Amnesty International notes that the end of Qaddafi marks an end to a terribly repressive regime, but has called for an independent inquiry as to whether he was killed in combat or after capture. I ordinarily find myself prone to agree with AI on issues, but I dislike the call for an inquiry; it is not a simple call for information; rather it's a suggestion that if he was killed after capture that it was a war crime.

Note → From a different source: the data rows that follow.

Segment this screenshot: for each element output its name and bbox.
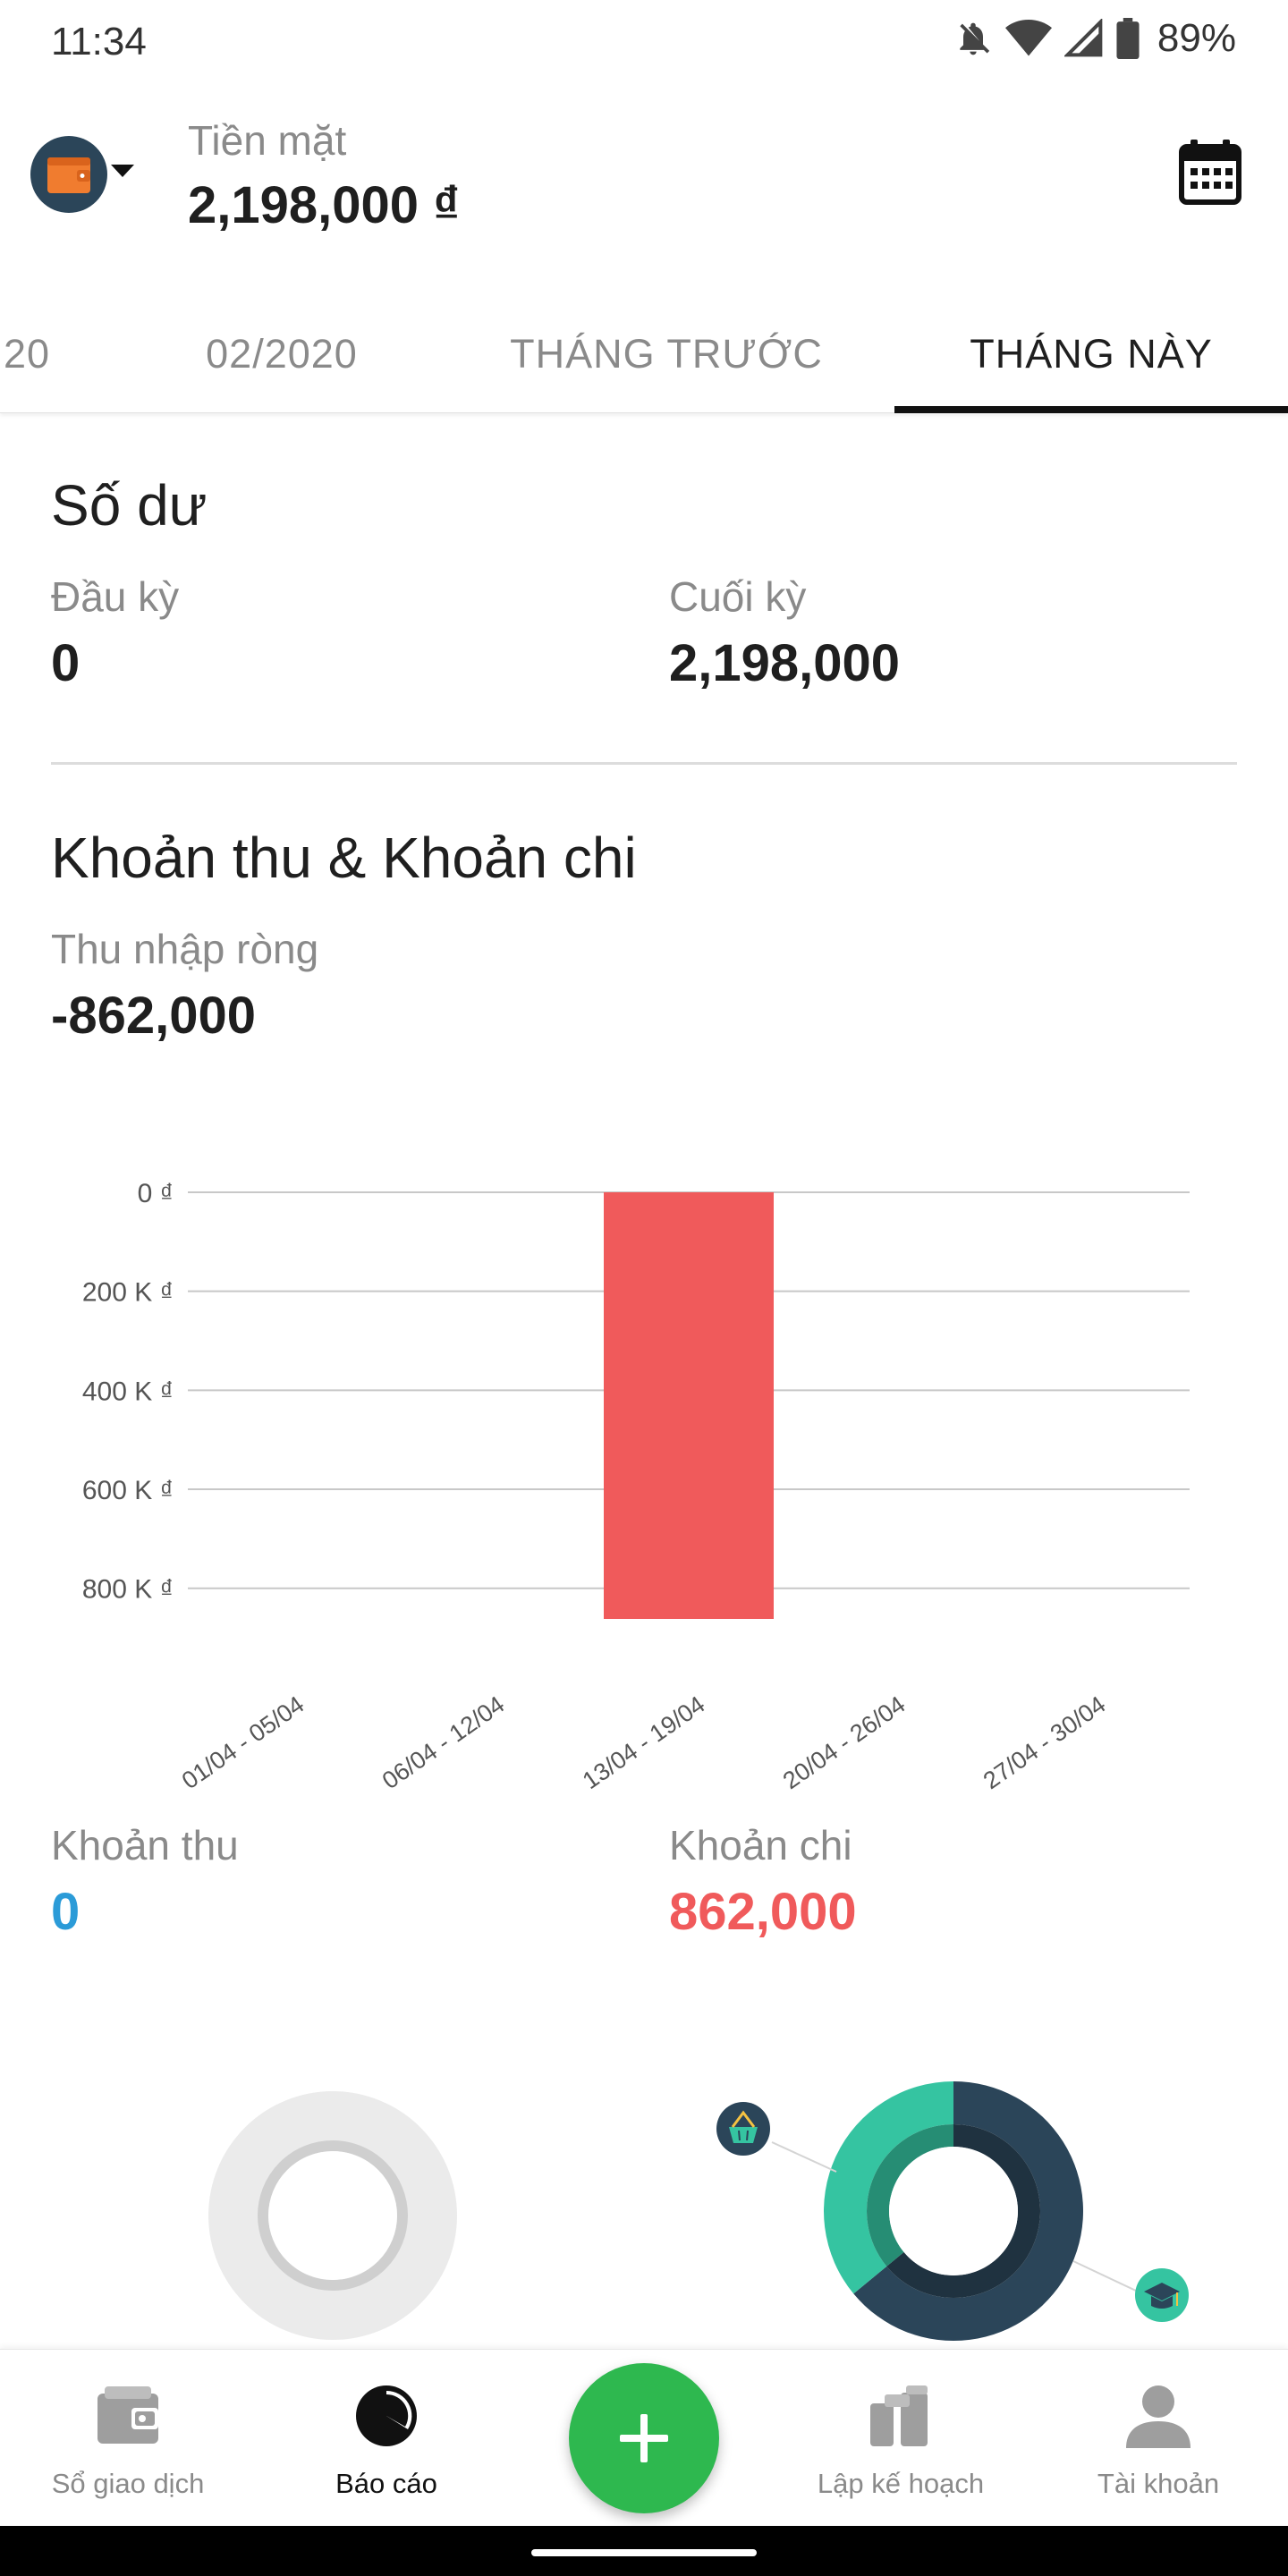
expense-slice[interactable] <box>823 2081 953 2294</box>
pie-chart-icon <box>356 2385 417 2446</box>
nav-reports-label: Báo cáo <box>335 2468 437 2499</box>
x-tick-label: 01/04 - 05/04 <box>177 1690 309 1794</box>
nav-account-label: Tài khoản <box>1097 2468 1220 2499</box>
x-tick-label: 20/04 - 26/04 <box>778 1690 911 1794</box>
person-icon <box>1126 2385 1191 2448</box>
closing-balance-label: Cuối kỳ <box>669 573 807 620</box>
home-gesture-indicator[interactable] <box>531 2549 757 2556</box>
nav-account[interactable]: Tài khoản <box>1033 2350 1284 2527</box>
tab-last-month[interactable]: THÁNG TRƯỚC <box>510 331 823 377</box>
y-tick-label: 400 K ₫ <box>82 1377 174 1406</box>
income-donut-ring <box>258 2140 408 2291</box>
expense-donut[interactable] <box>716 2081 1189 2341</box>
chevron-down-icon[interactable] <box>111 165 134 177</box>
net-income-value: -862,000 <box>51 987 256 1045</box>
wallet-selector[interactable] <box>30 136 107 213</box>
calendar-icon <box>1179 140 1241 205</box>
y-tick-label: 800 K ₫ <box>82 1575 174 1605</box>
weekly-bar-chart: 0 ₫ 200 K ₫ 400 K ₫ 600 K ₫ 800 K ₫ 01/04 - 0… <box>82 1179 1190 1794</box>
nav-transactions[interactable]: Sổ giao dịch <box>3 2350 253 2527</box>
nav-transactions-label: Sổ giao dịch <box>51 2468 205 2499</box>
balance-title: Số dư <box>51 473 208 538</box>
basket-icon <box>716 2102 770 2156</box>
period-tabs: 20 02/2020 THÁNG TRƯỚC THÁNG NÀY <box>0 295 1288 413</box>
wallet-icon <box>47 157 90 193</box>
wallet-balance: 2,198,000 ₫ <box>188 176 460 234</box>
expense-slice[interactable] <box>853 2081 1083 2341</box>
y-tick-label: 200 K ₫ <box>82 1278 174 1308</box>
closing-balance-value: 2,198,000 <box>669 634 901 692</box>
status-bar: 11:34 89% <box>0 0 1288 89</box>
battery-icon <box>1116 18 1140 59</box>
x-tick-label: 13/04 - 19/04 <box>578 1690 710 1794</box>
calendar-button[interactable] <box>1177 138 1243 206</box>
opening-balance-label: Đầu kỳ <box>51 573 180 620</box>
income-value: 0 <box>51 1883 80 1941</box>
cell-signal-icon <box>1063 19 1103 57</box>
battery-percent: 89% <box>1157 16 1236 60</box>
income-donut[interactable] <box>208 2091 457 2340</box>
expense-bar[interactable] <box>604 1192 774 1619</box>
opening-balance-value: 0 <box>51 634 80 692</box>
nav-planning[interactable]: Lập kế hoạch <box>775 2350 1026 2527</box>
nav-reports[interactable]: Báo cáo <box>261 2350 512 2527</box>
notifications-off-icon <box>960 22 990 55</box>
status-time: 11:34 <box>51 20 147 64</box>
x-tick-label: 27/04 - 30/04 <box>979 1690 1111 1794</box>
wallet-icon <box>97 2386 158 2444</box>
expense-slice-inner <box>886 2124 1040 2298</box>
wifi-icon <box>1004 19 1052 56</box>
income-expense-title: Khoản thu & Khoản chi <box>51 826 637 890</box>
nav-planning-label: Lập kế hoạch <box>817 2468 985 2499</box>
planning-icon <box>870 2385 928 2446</box>
net-income-label: Thu nhập ròng <box>51 926 319 972</box>
add-transaction-button[interactable] <box>569 2363 719 2513</box>
wallet-name: Tiền mặt <box>188 117 347 164</box>
y-tick-label: 600 K ₫ <box>82 1476 174 1505</box>
x-tick-label: 06/04 - 12/04 <box>377 1690 510 1794</box>
y-tick-label: 0 ₫ <box>138 1179 174 1208</box>
expense-slice-inner <box>867 2124 953 2267</box>
tab-this-month[interactable]: THÁNG NÀY <box>970 331 1213 377</box>
tab-previous-period[interactable]: 20 <box>3 331 51 377</box>
tab-02-2020[interactable]: 02/2020 <box>206 331 358 377</box>
expense-label: Khoản chi <box>669 1822 852 1868</box>
tab-indicator <box>894 406 1288 413</box>
section-divider <box>51 762 1237 765</box>
plus-icon <box>620 2414 668 2462</box>
expense-value: 862,000 <box>669 1883 857 1941</box>
category-donut-charts <box>208 2081 1189 2341</box>
status-icons: 89% <box>953 16 1236 61</box>
graduation-cap-icon <box>1135 2268 1189 2322</box>
income-label: Khoản thu <box>51 1822 239 1868</box>
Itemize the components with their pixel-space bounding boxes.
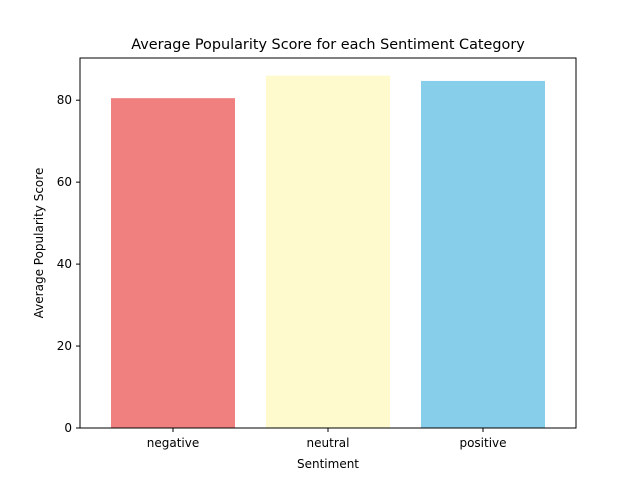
x-axis-label: Sentiment	[297, 457, 359, 471]
y-tick-label: 0	[64, 421, 72, 435]
bars-group	[111, 75, 545, 429]
x-tick-label: negative	[147, 436, 199, 450]
y-tick-label: 80	[57, 93, 72, 107]
y-axis-ticks: 0 20 40 60 80	[57, 93, 80, 435]
x-axis-ticks: negative neutral positive	[147, 428, 507, 450]
plot-frame	[79, 57, 577, 429]
y-tick-label: 20	[57, 339, 72, 353]
y-axis-label: Average Popularity Score	[32, 168, 46, 319]
y-tick-label: 40	[57, 257, 72, 271]
chart-title: Average Popularity Score for each Sentim…	[131, 37, 525, 53]
x-tick-label: neutral	[307, 436, 350, 450]
bar-negative	[111, 98, 235, 429]
bar-positive	[421, 80, 545, 428]
x-tick-label: positive	[459, 436, 506, 450]
y-tick-label: 60	[57, 175, 72, 189]
bar-neutral	[266, 75, 390, 428]
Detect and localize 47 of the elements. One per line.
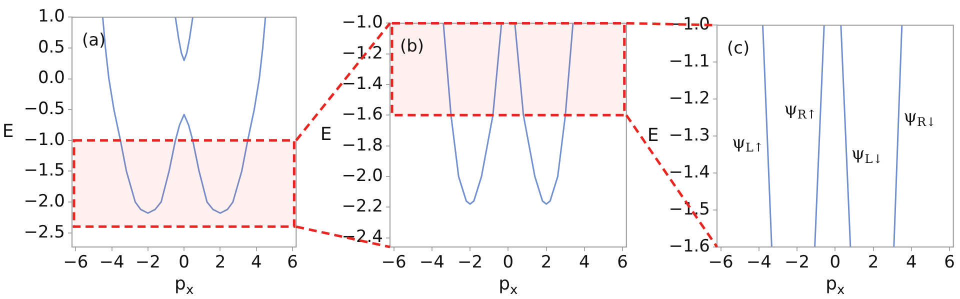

National leaders, particularly autocratic ones, implicitly accept that if the regime is to be securely toppled, their head will be on a pike. Executing a captive bureaucrat whose only stains are routine work in an immoral regime would be unacceptable. Summary execution without trial of a national leader as part of overthrowing a regime is prudent and part of virtu. For the sake of history, it would be nice to document Qaddafi's end, but in my eyes it is no crime nor even a bad thing to have summarily executed him during this time of national transition. Adding the circus of a public trial would not have made it any more valid; a true dictator *is* the law, and a competing law/social order can't find such a dictator guilty under the operational rules of the old regime. During periods where there are multiple credible claims to a nation and one of them is dictatorial, it is reasonable (but not mandatory) to summarily execute the dictator under basic rules of power politics and to eliminate rival claims to the foundations of a state.
This is not an argument that directly touches on who is right in a revolutionary context, just how exceptional situations in jurisprudence may be handled. To again touch on the Romanovs and the revolutionary forces in Russia, I would accept either side doing what they needed to do and summarily executing whatever leadership of the other was capturable during that time. By killing the Romanovs, the system of Tsardom was brought to a definitive end in Russia. If, by contrast, the Tsarist government had captured enough red army leadership, they might've put a definitive end to the revolution (at least for a time). I argue that there is implicit acceptance of risk of life inherent at certain levels of political leadership, particularly for dictators, and in the case of monarchies this is one of the rare circumstances where innocent members of a guilty family may be killed to end a dynasty.